The general consensus is that “Nacotchtank” is a spelling of the Indian word “Anaquash(e)tan(i)k,”[3] which referred to a “town of traders”[3] or “village trading center.”[2] (As a side note: It was a pretty apt moniker, since the tribe was well known for its trade; they even traded fur with the Iroquois tribe all the way up in New York.[4]) “Anaquash(e)tan(i)k,” was later Latinized by Jesuits and by Lord Baltimore into “Anacostan,” and we see the term “Anacostan” in reports by white colonizers as early as the 1630s.[1] Since most of the Nacotchtank people settled along the river, white settlers began to refer to the river as the “Anacostia” river.

Though the Latinized-name has endured, the Nacotchtank tribe’s physical presence in the area unfortunately hasn’t. Pinched by the encroachment of European settlers, the tribe relocated to what became known as Anacostine Island (now Theodore Roosevelt Island) in the 1660s.[4] In the 1700s, the shrinking number of Indigenous peoples in the area motivated the surviving members of the tribe to merge with the Piscataway people and other northern tribes.[4]

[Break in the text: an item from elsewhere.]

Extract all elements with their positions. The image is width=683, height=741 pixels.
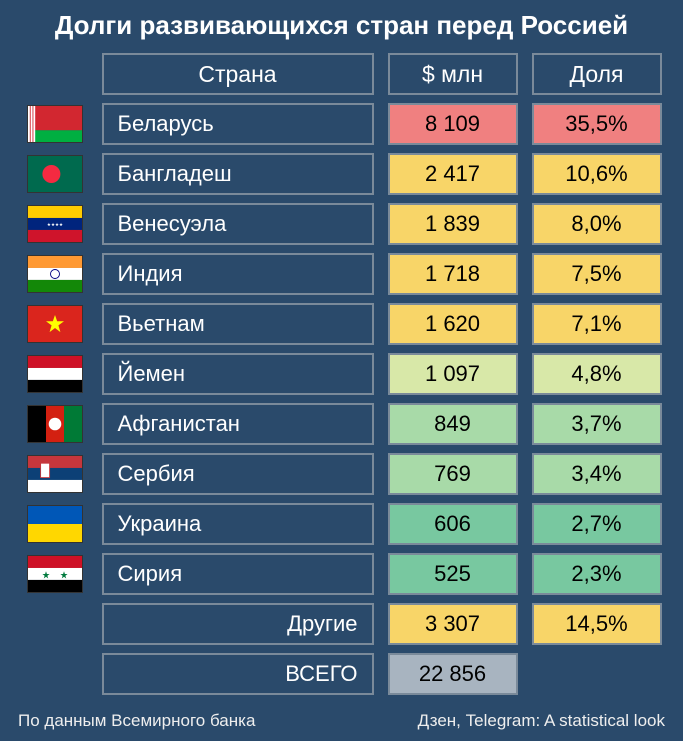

According to officials of the National Museum of the American Indian, there are no known Nacotchtank people living today.[4] There is one D.C. resident, though, who’s been working to ensure memory of the Anacostan Indians endures. Armand Lione researches Anacostan history on his blog. As Lione told The Washington Post recently, "We had American Indians right here in D.C. that were living on these well-known modern-day spots like the White House and Capitol Hill. People should know this, recognize them and remember."[4]

Footnotes

  1. a, b, c, d, e, f Otis T. Mason, W J McGee, Thomas Wilson, S. V. Proudfit, W. H. Holmes, Elmer R. Reynolds and James Mooney. “The Aborigines of the District of Columbia and the Lower Potomac - A Symposium, under the Direction of the Vice President of Section D.” American Anthropologist, Jul., 1889, Vol. 2, No. 3 (Jul., 1889), pp. 225-268
  2. a, b  Megan Buerger. “The history of the Anacostia River,” Washington Post, 2 May 2012, https://www.washingtonpost.com/local/the-history-of-the-anacostia-river/...
  3. a, b, c Charles R. Burr. “A Brief History of Anacostia, Its Name, Origin, and Progress.” Records of the Columbia Historical Society, Washington D.C., Vol 23 (1920), pp. 167-179.
  4. a, b, c, d, e Dana Hedgpeth, “A Native American Tribe Once Called D.C. Home,” Washington Post, 22 November 2018.